Na dança à volta da mesa, o casal é conduzido pelo padre, que representa Cristo. Isto significa que Cristo nos agarrou, nos resgatou, nos redimiu e nos tornou Seus. E este é o “grande mistério” do casamento (cf. Gl 3,13).

Sofrimento
No início, após a Queda, o próprio homem sentiu e percebeu que o que parecia ser uma maldição - ou seja, a decisão de Deus de que ele deveria viver do suor do seu rosto, ter filhos com dor e redescobrir o paraíso através de muitas tribulações ( Atos 14:22) - escondeu o que era de fato o amor de Deus, que compreendia um caminho e um meio para a segunda criação do homem, para a Sua renovação [do homem] que havia caído e estava morrendo. Ao amadurecer, o homem reconheceu nos seus sofrimentos, no seu trabalho e suor, e até na sua morte, que a sua dor continha um meio de expressão, uma possibilidade viva de se apresentar e revelar-se a Deus, de confessar-Lhe o seu anseio pelo deificação agora perdida. Isto quer dizer que ele, homem, não encontrou melhor maneira de expressar o seu anseio pela deificação do que sofrer dor por causa de Deus.
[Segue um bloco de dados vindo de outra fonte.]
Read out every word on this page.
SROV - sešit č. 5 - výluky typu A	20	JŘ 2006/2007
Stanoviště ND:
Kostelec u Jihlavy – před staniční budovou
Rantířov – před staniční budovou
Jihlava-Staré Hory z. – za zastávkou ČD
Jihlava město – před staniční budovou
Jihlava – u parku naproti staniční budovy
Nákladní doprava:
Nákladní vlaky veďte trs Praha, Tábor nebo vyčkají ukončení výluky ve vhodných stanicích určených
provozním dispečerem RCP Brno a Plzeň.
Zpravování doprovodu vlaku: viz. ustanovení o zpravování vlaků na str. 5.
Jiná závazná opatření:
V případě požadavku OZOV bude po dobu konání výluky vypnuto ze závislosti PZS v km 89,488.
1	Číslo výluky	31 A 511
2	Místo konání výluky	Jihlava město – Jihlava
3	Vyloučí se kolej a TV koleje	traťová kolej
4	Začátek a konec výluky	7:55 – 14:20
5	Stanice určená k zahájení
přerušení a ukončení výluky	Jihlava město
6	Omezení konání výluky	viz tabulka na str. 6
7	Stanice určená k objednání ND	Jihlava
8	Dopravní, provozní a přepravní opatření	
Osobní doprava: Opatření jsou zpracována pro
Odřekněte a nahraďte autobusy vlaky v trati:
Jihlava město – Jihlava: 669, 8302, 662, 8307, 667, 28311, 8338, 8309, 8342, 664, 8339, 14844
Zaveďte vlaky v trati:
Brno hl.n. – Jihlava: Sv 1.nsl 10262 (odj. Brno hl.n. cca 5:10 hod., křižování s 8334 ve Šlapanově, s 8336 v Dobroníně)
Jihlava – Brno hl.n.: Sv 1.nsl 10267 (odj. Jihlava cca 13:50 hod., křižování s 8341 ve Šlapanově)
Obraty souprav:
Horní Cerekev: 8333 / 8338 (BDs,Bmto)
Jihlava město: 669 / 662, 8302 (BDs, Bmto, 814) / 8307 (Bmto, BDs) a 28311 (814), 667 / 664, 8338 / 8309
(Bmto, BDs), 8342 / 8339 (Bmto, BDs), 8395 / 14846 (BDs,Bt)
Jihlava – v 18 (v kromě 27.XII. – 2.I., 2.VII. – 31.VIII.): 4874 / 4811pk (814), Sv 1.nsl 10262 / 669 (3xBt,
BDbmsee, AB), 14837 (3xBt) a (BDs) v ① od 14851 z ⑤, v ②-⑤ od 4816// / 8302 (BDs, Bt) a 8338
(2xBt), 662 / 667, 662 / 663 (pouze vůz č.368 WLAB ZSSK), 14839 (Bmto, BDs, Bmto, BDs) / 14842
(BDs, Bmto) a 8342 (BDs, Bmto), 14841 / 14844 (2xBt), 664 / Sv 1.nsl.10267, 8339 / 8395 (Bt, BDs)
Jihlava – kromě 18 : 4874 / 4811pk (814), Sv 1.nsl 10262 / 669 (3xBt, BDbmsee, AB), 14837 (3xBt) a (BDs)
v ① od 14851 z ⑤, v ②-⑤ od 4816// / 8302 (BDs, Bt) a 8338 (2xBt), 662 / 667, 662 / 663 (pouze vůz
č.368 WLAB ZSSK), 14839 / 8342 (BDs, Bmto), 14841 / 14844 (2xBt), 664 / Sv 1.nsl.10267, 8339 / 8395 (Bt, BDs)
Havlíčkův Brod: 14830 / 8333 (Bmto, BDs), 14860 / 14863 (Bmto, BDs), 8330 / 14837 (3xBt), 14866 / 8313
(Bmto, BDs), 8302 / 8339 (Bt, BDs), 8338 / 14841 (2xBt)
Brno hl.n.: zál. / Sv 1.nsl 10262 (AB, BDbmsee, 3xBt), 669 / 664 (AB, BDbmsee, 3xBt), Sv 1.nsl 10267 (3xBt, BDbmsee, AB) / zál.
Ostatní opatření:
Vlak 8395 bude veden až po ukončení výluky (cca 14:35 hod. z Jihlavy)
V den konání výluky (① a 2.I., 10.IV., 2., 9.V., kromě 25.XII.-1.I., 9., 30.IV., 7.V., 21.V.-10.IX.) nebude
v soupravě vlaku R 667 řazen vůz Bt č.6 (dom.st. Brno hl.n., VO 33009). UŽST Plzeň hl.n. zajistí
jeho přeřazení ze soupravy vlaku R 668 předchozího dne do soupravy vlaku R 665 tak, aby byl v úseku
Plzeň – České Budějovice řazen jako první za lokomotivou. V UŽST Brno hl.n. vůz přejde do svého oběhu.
O homem, de fato, anseia por se tornar um deus. Mas a única linguagem capaz de pedir a sua restauração à comunhão com Deus é a linguagem do sacrifício, a linguagem plenamente vívida e viva do sofrimento por Cristo, por causa do Reino de Deus. O sofrimento torna-se assim um elemento necessário da alma humana, inato, instintivo nela, a própria matéria a partir da qual construímos a nossa relação com Deus. É através dos sofrimentos, provações e tentações que a alma se aproxima de Deus. Assim, ama ainda mais a Deus, torna-se mais plenamente dependente Dele... Deus não cura a alma de outra forma além da dor, do trabalho e ardor, a fim de nos dar a vida em troca de nossa morte voluntária.

Estudo Espiritual
Não tente encontrar nas Sagradas Escrituras prescrições e regras para a tua vida. Ao mesmo tempo, livre-se do desejo de inserir teu próprio pensamento no texto. Deves ler para aprender o que Deus diz, e Deus o inspirará. Além de aceitar tudo o que Deus te disser. Mas talvez agora estejas pensando que tudo isso é um pouco ingênuo; que tais coisas não têm lugar no mundo moderno. O que dizes pode ser bom para as pessoas que vivem em mosteiros, mas temos coisas para fazer, emprego, trabalho, problemas para resolver. Eu vejo. Então a vida cristã é apenas para monges e monjas?... A noção de que já não é possível aplicar as verdades do Cristianismo às nossas vidas é como o ácido nítrico. Ouvi dizer que se você jogar um pouco em uma flor, ela murchará e morrerá. Desta mesma forma tal noção afeta nossa vida. As Sagradas Escrituras são para nós, os escritos dos Padres são para nós, não simplesmente para os monges. Eles têm paz e calma - porto seguro. Somos nós que estamos no meio da luta, no meio da tempestade, somos nós que somos perseguidos pelo diabo. E é a nós que Cristo vem, em meio a todas as nossas dificuldades, para nos fornecer essas armas espirituais, que são chamadas de livros espirituais.

Desapego
Quando algum assunto urgente te obriga a dirigir-se rapidamente para algum lugar, não inspecionas o carro para ver se ele é novo ou que tipo de recurso incidental ele possui, mas o quê te preocupa é alcançar teu destino. O mesmo acontece com os santos, que nunca se desviam de seus propósitos. Eles não estão apegados a nada no mundo. Eles não amam nada no mundo. Eles esperam apenas por Cristo. E Ele os purifica: Ele purifica seus corações. Como nos diz São Simeão, Ele ilumina suas almas e lhes concede a visão de Deus. Deus aparece diante de seus olhos.